Essas cartas parecem ter se tornado politicamente convenientes pelo fato de que a bula do papa Gregório XVI foi levada ao pé da letra pelos escravagistas do Sul, que imediatamente acusaram a Igreja Católica de ser antiescravagista e abolicionista.

Ao considerar a influência da Igreja Católica e de seus membros no início e no desenvolvimento do comércio de escravos africanos, é bom lembrar que Cristóvão Colombo, o navegador que descobriu as Índias Ocidentais em sua busca por uma nova rota para o Oriente, era um dos filhos favoritos da Igreja. A Enciclopédia Católica, vol. I, p. 48, diz: "Colombo também era de natureza profundamente religiosa", e em todo o artigo não encontramos nenhuma censura por sua participação na escravização dos nativos das Índias Ocidentais, escravização essa que logo levou à extinção prática dessa raça naturalmente pacífica e amistosa.

O livro Life of Christopher Columbus, de Sir Arthur Helps, apresenta a seguinte declaração na página 9 do prefácio: "Em uma época em que nunca houve tanto mundanismo e egoísmo; quando Alexandre Bórgia era papa (Alexandre VI); quando Luís XI reinava na França, Henrique VII na Inglaterra e Fernando, o Católico, em Aragão e Castela – os três últimos homens do mundo a não se tornarem cruzados – Colombo estava impregnado das ideias do século XII e teria sido um companheiro digno de São Luís na cruzada do rei piedoso". Na página 10, o autor observa ainda que "é muito perceptível em Colombo que ele era um filho obediente da Igreja".

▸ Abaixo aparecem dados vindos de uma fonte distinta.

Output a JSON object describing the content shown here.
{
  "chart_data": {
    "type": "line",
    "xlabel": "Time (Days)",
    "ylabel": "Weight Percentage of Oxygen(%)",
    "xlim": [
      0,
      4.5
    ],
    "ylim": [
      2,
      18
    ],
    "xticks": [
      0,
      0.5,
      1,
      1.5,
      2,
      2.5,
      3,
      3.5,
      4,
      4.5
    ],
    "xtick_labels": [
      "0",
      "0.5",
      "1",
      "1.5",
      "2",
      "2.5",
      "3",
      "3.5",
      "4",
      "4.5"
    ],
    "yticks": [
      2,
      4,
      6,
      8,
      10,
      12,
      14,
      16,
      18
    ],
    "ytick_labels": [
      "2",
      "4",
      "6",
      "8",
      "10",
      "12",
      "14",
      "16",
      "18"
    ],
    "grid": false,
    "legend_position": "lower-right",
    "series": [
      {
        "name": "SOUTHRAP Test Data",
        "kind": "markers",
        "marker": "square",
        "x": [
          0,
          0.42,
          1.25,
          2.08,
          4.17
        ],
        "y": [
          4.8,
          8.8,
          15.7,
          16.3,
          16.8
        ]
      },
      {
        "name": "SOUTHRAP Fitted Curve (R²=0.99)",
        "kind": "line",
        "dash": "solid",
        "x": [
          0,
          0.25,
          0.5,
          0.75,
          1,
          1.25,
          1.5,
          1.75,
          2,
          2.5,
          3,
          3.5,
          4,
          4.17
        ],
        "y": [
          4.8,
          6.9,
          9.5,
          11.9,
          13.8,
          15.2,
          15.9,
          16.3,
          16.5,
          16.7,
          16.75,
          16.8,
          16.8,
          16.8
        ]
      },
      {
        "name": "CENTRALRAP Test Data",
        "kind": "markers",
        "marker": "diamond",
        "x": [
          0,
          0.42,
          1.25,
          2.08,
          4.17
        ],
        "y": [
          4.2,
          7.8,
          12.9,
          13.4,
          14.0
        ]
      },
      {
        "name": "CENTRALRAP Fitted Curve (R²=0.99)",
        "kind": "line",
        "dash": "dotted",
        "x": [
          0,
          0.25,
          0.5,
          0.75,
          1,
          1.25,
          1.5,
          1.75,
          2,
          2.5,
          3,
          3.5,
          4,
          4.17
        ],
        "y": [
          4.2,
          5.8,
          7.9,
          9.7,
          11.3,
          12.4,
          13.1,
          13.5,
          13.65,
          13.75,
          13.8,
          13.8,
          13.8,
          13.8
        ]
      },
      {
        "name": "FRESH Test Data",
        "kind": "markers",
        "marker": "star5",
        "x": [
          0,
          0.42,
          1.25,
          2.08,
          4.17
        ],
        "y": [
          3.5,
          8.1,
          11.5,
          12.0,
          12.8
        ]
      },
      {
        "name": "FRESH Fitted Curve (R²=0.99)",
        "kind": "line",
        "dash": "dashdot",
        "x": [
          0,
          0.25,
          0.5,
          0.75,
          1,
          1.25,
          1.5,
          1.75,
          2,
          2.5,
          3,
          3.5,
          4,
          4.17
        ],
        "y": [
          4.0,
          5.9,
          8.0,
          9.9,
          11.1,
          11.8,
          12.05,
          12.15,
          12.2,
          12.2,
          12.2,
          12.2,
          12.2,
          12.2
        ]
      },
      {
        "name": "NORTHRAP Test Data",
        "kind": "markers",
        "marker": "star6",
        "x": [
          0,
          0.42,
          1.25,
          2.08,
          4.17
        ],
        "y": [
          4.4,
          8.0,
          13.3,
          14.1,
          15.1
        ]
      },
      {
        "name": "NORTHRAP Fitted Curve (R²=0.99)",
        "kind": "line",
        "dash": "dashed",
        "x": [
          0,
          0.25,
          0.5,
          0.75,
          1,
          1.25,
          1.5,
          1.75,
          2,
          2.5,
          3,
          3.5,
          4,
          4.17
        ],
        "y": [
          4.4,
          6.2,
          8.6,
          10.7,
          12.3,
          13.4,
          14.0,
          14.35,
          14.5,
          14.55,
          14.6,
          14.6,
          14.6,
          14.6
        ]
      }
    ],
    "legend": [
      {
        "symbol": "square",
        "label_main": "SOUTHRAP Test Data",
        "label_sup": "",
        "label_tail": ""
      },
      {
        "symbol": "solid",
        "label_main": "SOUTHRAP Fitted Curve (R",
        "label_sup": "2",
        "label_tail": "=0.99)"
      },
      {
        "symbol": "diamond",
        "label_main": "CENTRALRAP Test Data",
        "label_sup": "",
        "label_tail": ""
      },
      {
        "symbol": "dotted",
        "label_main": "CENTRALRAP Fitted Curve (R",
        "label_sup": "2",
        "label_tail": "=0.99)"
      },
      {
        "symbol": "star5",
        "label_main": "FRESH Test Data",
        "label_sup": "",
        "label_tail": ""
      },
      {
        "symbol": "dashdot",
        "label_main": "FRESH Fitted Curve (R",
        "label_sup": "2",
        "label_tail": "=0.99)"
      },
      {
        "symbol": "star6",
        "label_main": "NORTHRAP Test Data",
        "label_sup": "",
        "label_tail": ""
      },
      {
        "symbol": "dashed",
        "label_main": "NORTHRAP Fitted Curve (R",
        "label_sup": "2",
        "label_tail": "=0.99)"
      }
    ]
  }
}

Essas citações de fontes católicas e de outras fontes mostram que Colombo era universalmente reconhecido como um membro fiel da Igreja Católica, e suas atividades relacionadas ao comércio de escravos não são reprovadas pela Igreja. Pelo contrário, ela o exalta como um de seus filhos mais dignos. Atualmente, quase um século após a erradicação da maldição da escravidão na América, é bem provável que a maioria das pessoas não tenha um senso ou uma concepção adequada da magnitude do comércio de escravos ou do sofrimento e da agonia humanos pelos quais esse comércio foi responsável. Uma citação da tradução de J. S. Thrasher, de 1856, de Island of Cuba, de Humboldt, p. 217, pode nos dar alguma indicação de seu escopo, quando diz: "A atividade do comércio de escravos nos quinze anos seguintes a 1790 foi tão grande que mais escravos foram comprados e vendidos nesse período do que nos dois séculos e meio que antecederam sua abertura (ao comércio irrestrito). Essa atividade foi redobrada e a Inglaterra estipulou com a Espanha que o comércio deveria ser suprimido ao norte do Equador a partir de 22 de novembro de 1817, e totalmente abolido em 13 de maio de 1820.

"O rei da Espanha aceitou da Inglaterra (um fato que a posteridade dificilmente acreditará) a soma de 400 mil libras esterlinas como compensação pelos danos e perdas que poderiam advir da cessação desse tráfico bárbaro." Uma tabela na p. 218 do mesmo livro mostra a importação de negros africanos apenas para Havana, "de acordo com os registros da alfândega"... como sendo 225.574 durante 31 anos, de 1790 a 1820, inclusive, e, nesse contexto, quando se lembra que, de acordo com a maioria das estimativas, para cada escravo que foi entregue vivo no Novo Mundo, havia quatro ou cinco africanos que pereceram, seja em sua captura inicial na África ou por doença e morte nas condições impiedosamente sufocantes nos cascos dos navios em que eram transportados através do oceano, pode-se ter uma ideia melhor da magnitude do crime da escravidão.